We ended up hiking about 4.5 miles down the AT (crossing the Virginia/Tennessee border) - halfway through the hike it proceeded to start raining but there was nowhere to set up camp so we were forced to press on until nightfall, when we finally found a place semi-suitable to bed down for the night. Everything was damp/wet so starting a real fire was impossible...as it was we were barely able to find enough 'dry' tinder to make dinner in our hobo stove. I woke up several times that night cold despite temps being in the 50's (40's after factoring in the wind-chill). So much for the 20 degree rating my Coleman sleeping bag boasts to be!
The next morning we hiked another 5.5 miles before stopping at one of the shelters on the AT, where we set up at one of the camp sites in the vicinity. We gathered some water from a nearby stream to boil for food - which worked out well. That night it was a little easier to find tinder for the hobo stove but we were still unable to start a real fire. Another cold and restless night ensued and it was becoming difficult to keep a positive attitude about the whole experience.
We woke up to more rain and damp gear - thankfully the sun came out just before we started hiking again, which helped a little. 5 miles later we took a detour off the trail into a small town called Shady Valley to re-supply our food and water. It was a 3.5 mile trek on the road to get there...nothing but a blinking light, small restaurant, and general store that catered to bikers as opposed to hikers. Most of the local folk did not appear to be friendly to outsiders - thankfully the ladies running the restaurant (Jessica and Logan) were really nice, brewed a mean cup (or three) of coffee, and made the best burgers we've had in a very long time!
After eating and re-supplying Jessica gave us a ride to another AT trail-head (yes, we took a small short-cut but we DID hike those extra miles into town which I viewed as a good excuse...haha), where we hiked about another mile before finding a site to set up camp. For the first time since hitting the AT we were finally able to start a fire, relax, and talk without the stress of everything being damp and cold. Of course I froze my hind-quarters off that night (to the sound of cows mooing in the distance at a Shady Valley farm) - and when we woke up yesterday morning our rainfly lines were pulled out of the ground as if something (most likely a bear) had come through camp and tripped on them. I didn't hear anything and I'm still in one piece so for that I am thankful.
In sitting and talking, though, we decided that it might be in our best interests to get off the AT and start trying to find a way to get south faster on the road as opposed to the trail. There were no good views the whole time we were on it, it is cold and forcasted to frost this coming weekend, and I am currently sick with a cold. So we backtracked the mile hike to the road and started walking. About 5 miles down we got a ride into Elizabethton, TN (we had another 13 or so miles to go before reaching the town line and probably another 5-10 miles before getting to the part of town where anything was) - where we remain this morning. We invested in a hotel room so we would have a warm, dry place to sleep...plus I really wanted a bath!

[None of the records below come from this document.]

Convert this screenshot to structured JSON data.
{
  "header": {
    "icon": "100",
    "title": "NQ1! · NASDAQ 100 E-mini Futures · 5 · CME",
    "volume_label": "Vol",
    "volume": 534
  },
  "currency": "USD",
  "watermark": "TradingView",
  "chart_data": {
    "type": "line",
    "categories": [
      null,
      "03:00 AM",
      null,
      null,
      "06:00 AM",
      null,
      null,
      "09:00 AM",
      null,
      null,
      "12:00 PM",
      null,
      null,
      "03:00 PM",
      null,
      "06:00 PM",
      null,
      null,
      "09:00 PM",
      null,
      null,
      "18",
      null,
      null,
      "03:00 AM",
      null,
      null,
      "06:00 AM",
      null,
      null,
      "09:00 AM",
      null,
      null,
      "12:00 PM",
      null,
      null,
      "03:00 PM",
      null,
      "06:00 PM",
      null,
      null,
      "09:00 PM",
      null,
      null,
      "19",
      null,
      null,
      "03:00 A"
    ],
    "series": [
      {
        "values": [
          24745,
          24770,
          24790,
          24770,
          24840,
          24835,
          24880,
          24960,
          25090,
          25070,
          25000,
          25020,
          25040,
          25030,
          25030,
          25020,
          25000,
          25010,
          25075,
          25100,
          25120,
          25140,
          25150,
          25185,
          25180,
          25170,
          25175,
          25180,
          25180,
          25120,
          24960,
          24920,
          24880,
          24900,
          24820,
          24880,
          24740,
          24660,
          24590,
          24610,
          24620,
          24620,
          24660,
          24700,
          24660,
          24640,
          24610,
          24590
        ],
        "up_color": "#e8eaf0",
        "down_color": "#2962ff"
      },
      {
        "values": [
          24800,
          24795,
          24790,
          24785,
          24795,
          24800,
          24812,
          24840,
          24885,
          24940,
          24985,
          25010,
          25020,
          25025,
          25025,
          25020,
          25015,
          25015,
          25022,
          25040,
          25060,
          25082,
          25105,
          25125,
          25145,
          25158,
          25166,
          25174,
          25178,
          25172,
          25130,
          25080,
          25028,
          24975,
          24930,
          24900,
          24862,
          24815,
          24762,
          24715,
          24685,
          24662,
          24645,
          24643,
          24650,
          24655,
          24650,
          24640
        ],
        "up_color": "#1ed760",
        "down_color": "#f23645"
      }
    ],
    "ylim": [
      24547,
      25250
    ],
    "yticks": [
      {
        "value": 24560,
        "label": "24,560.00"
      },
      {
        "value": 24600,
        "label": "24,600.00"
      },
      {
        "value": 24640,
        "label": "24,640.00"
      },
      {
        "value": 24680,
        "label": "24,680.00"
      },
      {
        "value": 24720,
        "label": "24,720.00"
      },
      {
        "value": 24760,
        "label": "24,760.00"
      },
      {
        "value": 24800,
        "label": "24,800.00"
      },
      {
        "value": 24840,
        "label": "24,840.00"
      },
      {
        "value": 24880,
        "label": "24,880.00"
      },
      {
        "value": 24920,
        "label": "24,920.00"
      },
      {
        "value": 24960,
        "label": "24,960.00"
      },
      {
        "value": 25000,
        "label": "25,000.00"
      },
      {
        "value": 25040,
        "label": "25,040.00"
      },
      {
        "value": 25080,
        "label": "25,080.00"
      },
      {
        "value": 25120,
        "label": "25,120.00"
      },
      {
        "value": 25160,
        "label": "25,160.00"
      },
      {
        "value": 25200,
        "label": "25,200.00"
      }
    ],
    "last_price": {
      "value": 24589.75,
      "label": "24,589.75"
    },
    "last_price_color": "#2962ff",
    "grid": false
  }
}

I am sick, sore, tired, and a little worried about how we're going to get to a warmer climate before we freeze to death. I have faith, however, that things will work out. Despite all the hell we've been through over the past week and a half a lot of good has happened, too. We've met a lot of great people and things have fallen into place when we've needed them to.
We are at the point now where we are re-evaluating what we want from this trek - we've gone from too much society to too little. I think ultimately we have decided that we want to see the country but we don't want to suffer unnecessarily in order to do so. Sticking to roads as opposed to trails will allow us to be closer to basic necessities like food and water...while also affording us the opportunity to catch a lift here and there between stints of hiking on foot.
Hopefully it will also allow me more opportunities to post to the blog and get better photos of the various landscapes!